The operation provides drainage of the urinary bladder through a clean surgical incision and ensures that the catheter does not slip out of the patient or become dislodged within the abdominal wall.
The procedure reduces edema at the base of the bladder, allowing the return of normal vesical function.
Points of Caution.
After grasping the catheter with the jaws of the Randall forceps (Fig. 4) and before inflating the Foley balloon, the catheter should be drawn through the bladder until the tip can be seen in the urethral meatus. This ensures that the catheter tip and balloon are in the bladder and not in the subcutaneous or subfascial space.

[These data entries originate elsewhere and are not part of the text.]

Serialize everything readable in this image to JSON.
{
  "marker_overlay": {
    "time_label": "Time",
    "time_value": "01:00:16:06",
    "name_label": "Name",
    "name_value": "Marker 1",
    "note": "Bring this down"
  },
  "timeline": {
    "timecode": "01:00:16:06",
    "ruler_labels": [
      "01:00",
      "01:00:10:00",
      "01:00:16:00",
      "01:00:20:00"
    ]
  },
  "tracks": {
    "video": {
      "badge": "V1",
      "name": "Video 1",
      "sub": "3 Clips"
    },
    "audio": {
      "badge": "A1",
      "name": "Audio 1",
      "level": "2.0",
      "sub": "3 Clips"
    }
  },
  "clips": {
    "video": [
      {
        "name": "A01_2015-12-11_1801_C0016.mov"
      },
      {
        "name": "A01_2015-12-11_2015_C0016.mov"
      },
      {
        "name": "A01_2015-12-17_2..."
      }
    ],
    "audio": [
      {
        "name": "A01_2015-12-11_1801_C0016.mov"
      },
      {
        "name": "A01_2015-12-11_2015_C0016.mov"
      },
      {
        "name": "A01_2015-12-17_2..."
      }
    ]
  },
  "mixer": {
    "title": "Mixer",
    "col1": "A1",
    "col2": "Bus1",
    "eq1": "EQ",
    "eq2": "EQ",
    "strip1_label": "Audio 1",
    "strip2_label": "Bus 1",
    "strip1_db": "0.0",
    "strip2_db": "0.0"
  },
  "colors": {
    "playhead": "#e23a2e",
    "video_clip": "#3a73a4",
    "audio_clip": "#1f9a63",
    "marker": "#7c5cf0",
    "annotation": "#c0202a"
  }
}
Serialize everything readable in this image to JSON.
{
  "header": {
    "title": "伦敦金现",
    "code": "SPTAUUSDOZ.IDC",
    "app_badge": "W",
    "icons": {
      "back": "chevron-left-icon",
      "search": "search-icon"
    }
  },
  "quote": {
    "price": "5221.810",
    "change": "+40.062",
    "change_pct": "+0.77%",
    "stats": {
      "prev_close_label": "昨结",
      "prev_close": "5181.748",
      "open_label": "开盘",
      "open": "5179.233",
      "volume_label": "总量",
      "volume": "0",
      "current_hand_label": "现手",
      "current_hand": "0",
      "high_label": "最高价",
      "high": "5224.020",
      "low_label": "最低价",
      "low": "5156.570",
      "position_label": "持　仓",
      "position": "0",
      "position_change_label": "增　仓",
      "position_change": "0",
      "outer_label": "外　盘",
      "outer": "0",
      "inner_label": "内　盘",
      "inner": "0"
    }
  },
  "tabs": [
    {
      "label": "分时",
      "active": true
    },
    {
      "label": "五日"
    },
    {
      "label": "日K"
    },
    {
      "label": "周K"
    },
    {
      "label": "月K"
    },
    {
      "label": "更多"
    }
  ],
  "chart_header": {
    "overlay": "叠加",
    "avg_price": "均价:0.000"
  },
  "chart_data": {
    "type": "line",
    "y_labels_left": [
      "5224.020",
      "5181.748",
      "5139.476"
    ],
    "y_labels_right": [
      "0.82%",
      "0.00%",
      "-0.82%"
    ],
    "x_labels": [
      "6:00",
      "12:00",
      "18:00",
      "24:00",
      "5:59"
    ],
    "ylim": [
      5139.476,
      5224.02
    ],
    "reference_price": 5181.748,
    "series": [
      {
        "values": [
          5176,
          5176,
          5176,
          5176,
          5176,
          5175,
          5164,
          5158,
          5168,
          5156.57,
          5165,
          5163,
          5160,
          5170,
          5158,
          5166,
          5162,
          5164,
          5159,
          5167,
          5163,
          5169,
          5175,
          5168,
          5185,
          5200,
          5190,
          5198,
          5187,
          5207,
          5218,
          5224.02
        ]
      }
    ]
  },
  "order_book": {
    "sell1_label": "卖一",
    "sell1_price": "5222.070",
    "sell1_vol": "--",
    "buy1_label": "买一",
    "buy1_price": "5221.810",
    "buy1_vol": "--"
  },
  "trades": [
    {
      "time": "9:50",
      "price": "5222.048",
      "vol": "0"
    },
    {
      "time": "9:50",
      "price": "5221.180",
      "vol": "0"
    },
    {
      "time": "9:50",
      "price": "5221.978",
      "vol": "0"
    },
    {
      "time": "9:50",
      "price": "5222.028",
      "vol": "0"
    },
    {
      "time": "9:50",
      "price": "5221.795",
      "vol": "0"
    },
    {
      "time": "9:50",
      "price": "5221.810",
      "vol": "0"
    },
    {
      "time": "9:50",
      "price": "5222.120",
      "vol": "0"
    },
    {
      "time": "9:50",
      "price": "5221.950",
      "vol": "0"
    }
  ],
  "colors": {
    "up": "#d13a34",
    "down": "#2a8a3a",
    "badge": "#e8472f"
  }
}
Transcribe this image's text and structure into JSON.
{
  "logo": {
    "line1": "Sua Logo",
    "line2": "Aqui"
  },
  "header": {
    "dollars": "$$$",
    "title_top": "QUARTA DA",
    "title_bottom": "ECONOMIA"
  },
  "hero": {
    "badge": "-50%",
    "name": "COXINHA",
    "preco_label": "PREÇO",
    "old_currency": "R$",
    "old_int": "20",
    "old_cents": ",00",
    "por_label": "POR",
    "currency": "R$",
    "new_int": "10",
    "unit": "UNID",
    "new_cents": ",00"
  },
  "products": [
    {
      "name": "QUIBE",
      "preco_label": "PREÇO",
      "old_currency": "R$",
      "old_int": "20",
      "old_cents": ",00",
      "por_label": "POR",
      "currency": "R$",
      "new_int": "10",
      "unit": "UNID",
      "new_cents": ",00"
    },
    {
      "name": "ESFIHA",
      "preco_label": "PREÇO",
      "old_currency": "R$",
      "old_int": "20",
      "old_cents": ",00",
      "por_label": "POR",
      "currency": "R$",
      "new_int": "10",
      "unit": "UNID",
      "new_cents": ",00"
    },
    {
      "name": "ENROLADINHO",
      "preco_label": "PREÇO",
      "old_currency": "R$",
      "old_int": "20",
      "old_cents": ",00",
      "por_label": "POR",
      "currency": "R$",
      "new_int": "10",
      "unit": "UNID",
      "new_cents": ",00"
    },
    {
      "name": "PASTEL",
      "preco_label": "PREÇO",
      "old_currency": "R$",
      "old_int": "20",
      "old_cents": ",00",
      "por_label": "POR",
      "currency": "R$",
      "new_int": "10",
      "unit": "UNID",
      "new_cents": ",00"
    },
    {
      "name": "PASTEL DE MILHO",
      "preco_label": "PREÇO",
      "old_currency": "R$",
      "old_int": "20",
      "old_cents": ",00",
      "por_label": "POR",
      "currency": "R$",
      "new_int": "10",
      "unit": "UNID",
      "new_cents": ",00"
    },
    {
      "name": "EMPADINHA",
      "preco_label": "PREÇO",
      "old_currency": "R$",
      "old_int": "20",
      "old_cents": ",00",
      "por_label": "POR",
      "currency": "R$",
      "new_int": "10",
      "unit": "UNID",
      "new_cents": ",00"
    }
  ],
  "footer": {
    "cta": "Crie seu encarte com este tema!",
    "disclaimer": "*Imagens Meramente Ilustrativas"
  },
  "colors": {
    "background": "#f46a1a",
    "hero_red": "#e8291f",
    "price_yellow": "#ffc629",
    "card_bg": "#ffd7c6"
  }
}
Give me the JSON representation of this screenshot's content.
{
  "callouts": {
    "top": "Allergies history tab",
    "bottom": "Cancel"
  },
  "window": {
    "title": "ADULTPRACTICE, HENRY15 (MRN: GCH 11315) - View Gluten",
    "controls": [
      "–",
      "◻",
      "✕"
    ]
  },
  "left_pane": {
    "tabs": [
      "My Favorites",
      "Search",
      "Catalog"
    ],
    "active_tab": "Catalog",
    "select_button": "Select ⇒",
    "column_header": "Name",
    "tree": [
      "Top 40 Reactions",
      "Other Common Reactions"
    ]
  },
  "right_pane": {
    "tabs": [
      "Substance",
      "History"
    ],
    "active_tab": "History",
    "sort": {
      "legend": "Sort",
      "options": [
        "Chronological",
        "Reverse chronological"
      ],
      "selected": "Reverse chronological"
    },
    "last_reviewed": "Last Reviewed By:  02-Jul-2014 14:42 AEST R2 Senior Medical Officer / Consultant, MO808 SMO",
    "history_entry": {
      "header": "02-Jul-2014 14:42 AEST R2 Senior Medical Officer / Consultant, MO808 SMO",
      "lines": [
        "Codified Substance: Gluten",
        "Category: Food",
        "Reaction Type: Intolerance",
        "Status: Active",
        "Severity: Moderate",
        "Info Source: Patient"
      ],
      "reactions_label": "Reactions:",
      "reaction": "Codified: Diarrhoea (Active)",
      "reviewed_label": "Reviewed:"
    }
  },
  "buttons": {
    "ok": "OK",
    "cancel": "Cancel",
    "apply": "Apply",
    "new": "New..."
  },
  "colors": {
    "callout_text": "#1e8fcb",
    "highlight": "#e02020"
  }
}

This procedure can be performed in the inpatient treatment rooms of a hospital, clinic, or doctor's office. Local anesthesia is adequate for most patients. The bladder does not have to be empty. The patient is placed in the dorsal lithotomy position. The periurethral area and suprapubic area are surgically prepped and draped. A routine pelvic examination is performed prior to placement of the suprapubic catheter. If local anesthesia is to be used, a 4 x 4 cm area around the insertion site is infiltrated with 1% lidocaine. Infiltration should include the fascia and, if at all possible, a small area of the bladder wall.
A Randall stone forceps is inserted through the urethral meatus and used to elevate the dome of the bladder from the inside, pushing the suprapubic abdominal wall upward to the palpating finger.
Upward pressure is maintained on the forceps, and a small incision is made in the suprapubic skin and fascia until the forceps can be felt with the blade of the knife.
A sudden upward thrust of the forceps pierces the bladder wall and pushes the forceps through the incision. The jaws of the forceps are opened and used to grasp the tip of the Foley catheter.
The Foley catheter is pulled through the bladder, and the forceps is withdrawn from the urethra until the tip of the Foley catheter can be seen in the urethral meatus.
Traction is placed on the Foley catheter from above while the balloon is simultaneously inflated. This draws the catheter back into the body of the bladder.
When 5 mL of sterile saline solution have completely filled the Foley balloon, the catheter is firmly retracted upward.
It is not necessary to suture the catheter to the abdominal skin. A sterile dressing is applied, and the Foley catheter is connected to straight drainage.